From July to December 2017, I lived in Buenos Aires, Argentina and worked as a volunteer for a non-profit organization called Un Arbol Para Mi Vereda (A Tree for My Sidewalk) on their project with the city’s Environmental Protection Agency to grow 8,000 native trees for the city.
Buenos Aires is a large, crowded South American city with less green space per person than what the World Health Organization (WHO) recommends. A 2014 policy to make Buenos Aires a greener, more environmentally friendly city states that the city has 5 m2 of green space per inhabitant, compared to 10-15 m2 per inhabitant, which the WHO recommends. In terms of trees, the city has 1 tree per 7 inhabitants, rather than the WHO recommendation of 1 tree per 3 inhabitants (Plan Buenos Aires Verde, 2014).
Urban green spaces are crucial for a healthy city and for lessening the environmental impact of a city on the planet. Trees alleviate some of the carbon output and help to clean the air, while parks and nature preserves have the potential to combat species extinction. Additionally, research shows that urban green spaces have many positive effects on city inhabitants, from improving mood and workplace performance to promoting exercise and alleviating symptoms of mental illness. But equally important is the role urban green spaces may play in encouraging city folk (who will be 60% of the world’s population by 2030 according to the WHO) to reconnect with nature and the cycle of life and learn to care for the living environment.
Along with the municipal government, many non-governmental organizations in Buenos Aires are working to increase green spaces and make the city a more environmentally friendly place. My senior capstone project for Antioch College focuses on this topic and this oral history project is part of the research.
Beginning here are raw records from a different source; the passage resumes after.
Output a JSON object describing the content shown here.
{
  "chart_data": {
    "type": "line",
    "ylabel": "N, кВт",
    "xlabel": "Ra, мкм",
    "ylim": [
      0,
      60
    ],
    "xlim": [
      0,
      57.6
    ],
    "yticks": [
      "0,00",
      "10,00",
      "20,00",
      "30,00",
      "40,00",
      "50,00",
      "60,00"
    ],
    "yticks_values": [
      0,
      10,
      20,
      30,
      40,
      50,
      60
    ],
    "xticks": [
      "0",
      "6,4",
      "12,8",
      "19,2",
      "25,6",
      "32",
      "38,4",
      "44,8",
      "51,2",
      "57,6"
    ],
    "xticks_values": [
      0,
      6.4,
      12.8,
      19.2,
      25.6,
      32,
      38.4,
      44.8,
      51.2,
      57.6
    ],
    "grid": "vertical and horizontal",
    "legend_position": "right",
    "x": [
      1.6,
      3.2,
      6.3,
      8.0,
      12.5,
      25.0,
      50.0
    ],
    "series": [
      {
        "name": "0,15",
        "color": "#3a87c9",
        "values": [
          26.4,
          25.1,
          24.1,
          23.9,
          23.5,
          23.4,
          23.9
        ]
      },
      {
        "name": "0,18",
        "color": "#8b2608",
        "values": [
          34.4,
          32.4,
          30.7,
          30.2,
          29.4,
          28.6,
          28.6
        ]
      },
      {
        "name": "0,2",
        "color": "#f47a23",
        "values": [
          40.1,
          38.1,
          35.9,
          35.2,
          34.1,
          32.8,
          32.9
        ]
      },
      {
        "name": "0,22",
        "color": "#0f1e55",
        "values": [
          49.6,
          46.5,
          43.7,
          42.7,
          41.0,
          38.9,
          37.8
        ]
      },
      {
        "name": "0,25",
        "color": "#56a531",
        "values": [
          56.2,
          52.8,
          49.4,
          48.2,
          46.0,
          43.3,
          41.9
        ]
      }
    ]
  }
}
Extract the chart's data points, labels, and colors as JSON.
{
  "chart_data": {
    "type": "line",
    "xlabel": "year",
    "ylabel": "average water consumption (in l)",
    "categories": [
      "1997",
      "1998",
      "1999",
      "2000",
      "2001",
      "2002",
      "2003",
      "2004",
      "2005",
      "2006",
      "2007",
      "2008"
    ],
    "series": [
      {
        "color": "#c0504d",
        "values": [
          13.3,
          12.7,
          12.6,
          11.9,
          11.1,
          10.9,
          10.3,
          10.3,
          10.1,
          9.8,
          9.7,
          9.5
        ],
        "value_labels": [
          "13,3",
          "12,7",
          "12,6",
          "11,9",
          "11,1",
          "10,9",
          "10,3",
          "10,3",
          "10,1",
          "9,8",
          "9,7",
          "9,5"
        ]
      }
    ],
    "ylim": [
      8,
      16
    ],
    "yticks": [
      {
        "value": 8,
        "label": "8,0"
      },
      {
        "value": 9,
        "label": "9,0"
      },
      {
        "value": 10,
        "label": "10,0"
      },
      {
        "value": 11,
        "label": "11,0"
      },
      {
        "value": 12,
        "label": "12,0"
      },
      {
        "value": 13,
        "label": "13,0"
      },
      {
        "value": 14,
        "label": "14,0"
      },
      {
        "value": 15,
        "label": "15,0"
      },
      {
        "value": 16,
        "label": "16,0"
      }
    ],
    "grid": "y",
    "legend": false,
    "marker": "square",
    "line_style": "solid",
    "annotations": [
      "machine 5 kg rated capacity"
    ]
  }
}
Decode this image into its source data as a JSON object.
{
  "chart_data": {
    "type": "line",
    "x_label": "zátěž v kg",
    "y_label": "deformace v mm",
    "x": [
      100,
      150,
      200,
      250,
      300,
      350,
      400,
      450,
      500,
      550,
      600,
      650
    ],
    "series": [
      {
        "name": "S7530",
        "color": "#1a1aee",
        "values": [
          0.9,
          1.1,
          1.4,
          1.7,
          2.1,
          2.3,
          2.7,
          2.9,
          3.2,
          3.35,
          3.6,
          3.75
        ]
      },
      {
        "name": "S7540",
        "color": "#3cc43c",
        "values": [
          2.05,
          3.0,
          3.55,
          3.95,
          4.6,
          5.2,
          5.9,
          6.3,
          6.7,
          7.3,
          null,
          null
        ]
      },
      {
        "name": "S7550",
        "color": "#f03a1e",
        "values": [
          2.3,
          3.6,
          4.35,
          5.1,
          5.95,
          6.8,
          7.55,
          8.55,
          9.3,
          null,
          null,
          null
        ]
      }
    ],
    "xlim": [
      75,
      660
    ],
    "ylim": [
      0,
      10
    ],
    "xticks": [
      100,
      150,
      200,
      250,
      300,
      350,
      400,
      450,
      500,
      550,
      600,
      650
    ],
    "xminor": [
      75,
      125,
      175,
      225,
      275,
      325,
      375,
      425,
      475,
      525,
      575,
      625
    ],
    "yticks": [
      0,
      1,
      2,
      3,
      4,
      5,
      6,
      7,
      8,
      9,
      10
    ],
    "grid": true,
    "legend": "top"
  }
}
My goal with this oral history project was to understand the various perspectives of the many actors involved in this movement to increase green spaces in Buenos Aires. In particular I wanted to learn about what motivates people to work with plants, or with environmental issues in general; what significance people assign their work, especially in terms of framing their work within larger environmental issues; what challenges exist; and what people envision for the future of this type of work.
The famous Italian oral historian Alessandro Portelli once said, oral sources “help us question the boundary between what is of concern to history and what is not.” This statement is especially pertinent to my project as my research focuses on current issues and interviews focused on current work, thus making my project both exploration of the past and documentation of the present. I believe oral sources can be an invaluable resource for education and strategizing, which other communities can learn from now and in the future.
Interviews with members of Un Arbol Para Mi Vereda, city employees, as well as individuals working for other organizations are included in this project. While most interviews are unedited, raw conversations, some have been edited to reflect the needs of the interviewee or to exclude technical difficulties. My deepest gratitude to all who agreed to participate in this project.